Forrester wrote in its executive summary in the same report: webMethods has worked diligently to gain and maintain a leadership role in the integration software category. The vendor accomplished this using a product strategy that relies on a heavy dose of internal development and quick integration of acquired technology.
Certainly Software AG is convinced of the value of webMethods’ technology, paying $546m cash, roughly a 25% premium over webMethods pre-announcement share price.
Software AG’s CEO Karl-Heinz Streibich said on the announcement of the deal: webMethods’ Fabric product family combined with Software AG’s Crossvision SOA suite will provide an end-to-end SOA solution that allows our combined client base to more effectively create, manage and govern their business processes. Together we will be creating truly advanced SOA solutions.
As we noted when reporting Tibco and Vitria’s original criticism of webMethods’ technology, neither vendor could describe themselves as independent observers.
We pointed out though that in its latest quarter ended December 31 webMethods posted sales growth of just 1%, was loss-making, and new license sales fell slightly. In its latest quarter ended March 4 2007, Tibco saw sales rise almost 10% to $125.7m, while Vitria saw growth of 41% but to a far smaller number, $16m.
We would also note that although Forrester distinguishes between integration-intensive, people-intensive, decision-intensive, and document-intensive BPM, other analysts have different taxonomies and different vendors come out better in different analysts’ reports.

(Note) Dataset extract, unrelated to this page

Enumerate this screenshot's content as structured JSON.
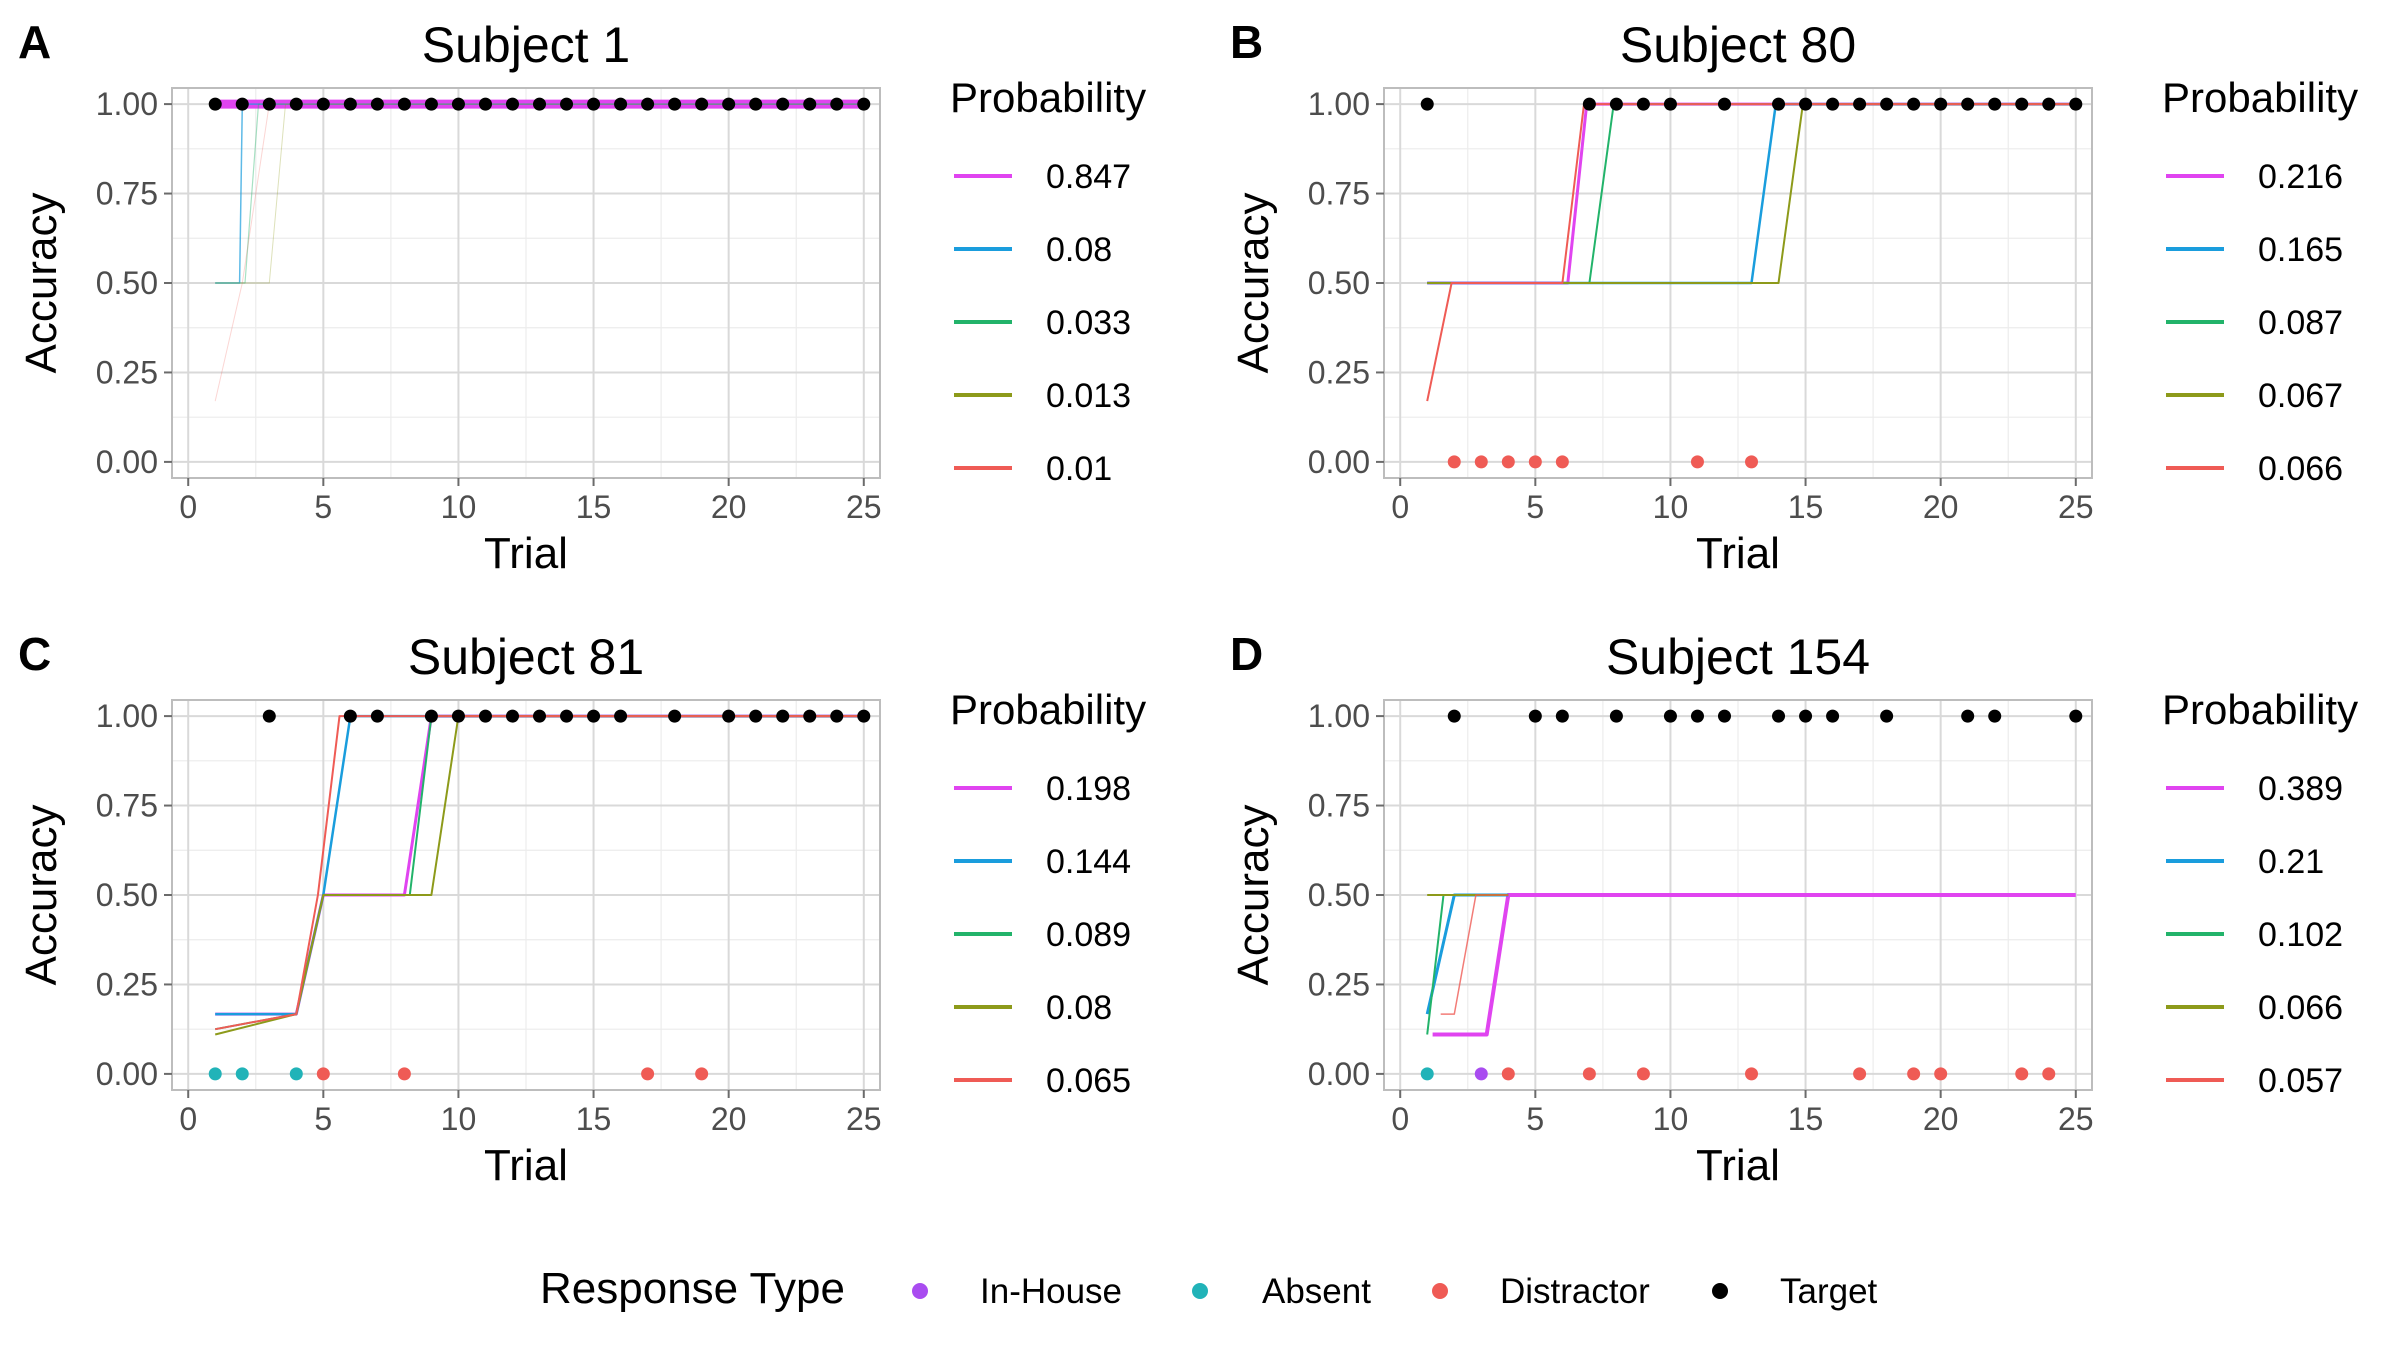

This is at least in part due to the fact that there is no single definition of a BPM suite, making it difficult to compare like with like.
We also note that although Forrester said webMethods has, the most comprehensive IC-BPMS in the market, it also said that Tibco has, the most advanced BPM features overall, covering both integration-centric and human-centric features.
According to Gartner numbers, meanwhile, the SOA and BPM businesses of a combined webMethods and Software AG will total $156m, placing the new firm just behind IBM and Tibco.
We would agree with Tibco and Vitria that some of webMethods’ older technology, dating back to its B2B and EAI roots, has been in decline for some time. But most companies have some older products in their portfolios that provide useful maintenance streams and the chance to upgrade customers to more recent technologies. Today, we believe most of webMethods’ technology is up-to-date. The execution of its strategy though is quite another thing, and if Tibco and Vitria had criticized only its recent financial performance, then we would have had little reason to add anything further.